In Clayborne v. Enterprise, Parker rented a car from Enterprise.  Parker declined insurance coverage and supplemental insurance when he rented the car.  Then he was in an accident and hit Clayborne.  Enterprise declined to defend the subsequent suit which Parker claimed was bad faith.  But summary judgment to Enterprise was affirmed.  Enterprise and ELCO (Enterprise’s self insured administrator) satisfied the only duty of coverage they had —  a statutory duty under the MVFRL (motor vehicle financial responsibility laws) to provide the minimum amount of $25,000 to third party Clayborne.

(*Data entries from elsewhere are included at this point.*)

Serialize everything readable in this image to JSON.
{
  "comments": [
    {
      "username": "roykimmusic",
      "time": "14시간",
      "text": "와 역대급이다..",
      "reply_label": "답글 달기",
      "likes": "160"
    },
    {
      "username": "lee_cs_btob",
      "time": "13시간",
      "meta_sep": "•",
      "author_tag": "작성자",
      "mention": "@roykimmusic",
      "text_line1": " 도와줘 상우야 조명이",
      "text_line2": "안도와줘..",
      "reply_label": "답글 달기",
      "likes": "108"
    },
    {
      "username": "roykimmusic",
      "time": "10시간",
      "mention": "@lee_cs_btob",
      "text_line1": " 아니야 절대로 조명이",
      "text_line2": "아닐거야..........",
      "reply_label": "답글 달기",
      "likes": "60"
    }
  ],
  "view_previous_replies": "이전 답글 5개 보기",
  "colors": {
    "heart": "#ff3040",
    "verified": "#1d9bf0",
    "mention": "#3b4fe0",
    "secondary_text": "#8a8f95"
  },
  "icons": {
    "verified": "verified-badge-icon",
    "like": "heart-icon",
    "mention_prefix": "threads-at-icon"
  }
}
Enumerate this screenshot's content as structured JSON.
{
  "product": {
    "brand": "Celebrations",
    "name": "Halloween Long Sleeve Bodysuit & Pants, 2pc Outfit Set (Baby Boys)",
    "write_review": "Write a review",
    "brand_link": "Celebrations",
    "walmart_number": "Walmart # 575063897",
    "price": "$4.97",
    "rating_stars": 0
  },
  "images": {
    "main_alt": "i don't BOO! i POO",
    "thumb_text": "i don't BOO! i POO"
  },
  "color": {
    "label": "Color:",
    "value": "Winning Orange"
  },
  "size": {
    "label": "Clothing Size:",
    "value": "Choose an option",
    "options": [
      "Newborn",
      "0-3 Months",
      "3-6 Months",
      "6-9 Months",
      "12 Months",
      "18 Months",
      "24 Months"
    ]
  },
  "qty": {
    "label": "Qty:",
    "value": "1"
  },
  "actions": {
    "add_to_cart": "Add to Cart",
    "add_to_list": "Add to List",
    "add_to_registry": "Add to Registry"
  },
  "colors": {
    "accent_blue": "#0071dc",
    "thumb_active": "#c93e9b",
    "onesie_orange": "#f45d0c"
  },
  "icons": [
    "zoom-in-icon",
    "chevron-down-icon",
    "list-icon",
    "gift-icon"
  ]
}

Enterprise is a self-insured car rental company and not an insurance company. Under the MVFRL, Enterprise, as a self-insured entity, only had a duty to pay third parties injured by the renters of its vehicles, and had no separate and independent duty to provide [Parker] as a renter with a defense or settle claims brought against him unless [Parker] so chose, which he was given an opportunity to do and affirmatively declined to do in two separate places in his rental agreement. Since Enterprise is not an insurance company, [Parker] paid Enterprise no premiums for insurance coverage, and the rental agreement did not subject Enterprise to any duties to defend or indemnify [Parker], [Parker’s] breach of contract and bad faith claims against Enterprise and ELCO fail as a matter of law and undisputed fact. Neither Enterprise nor ELCO had a contractual duty under the rental agreement or a statutory duty under the MVFRL to defend [Parker], and neither the rental agreement nor the MVFRL gave Enterprise or ELCO the exclusive right to contest or settle any claims against him or prohibited him from voluntarily assuming any liability or settling any claims against him without Enterprise’s consent.

Enterprise was not Parker’s liability insurer, and its only duty was to pay under the MVFRL, which it did.  Summary judgment was affirmed.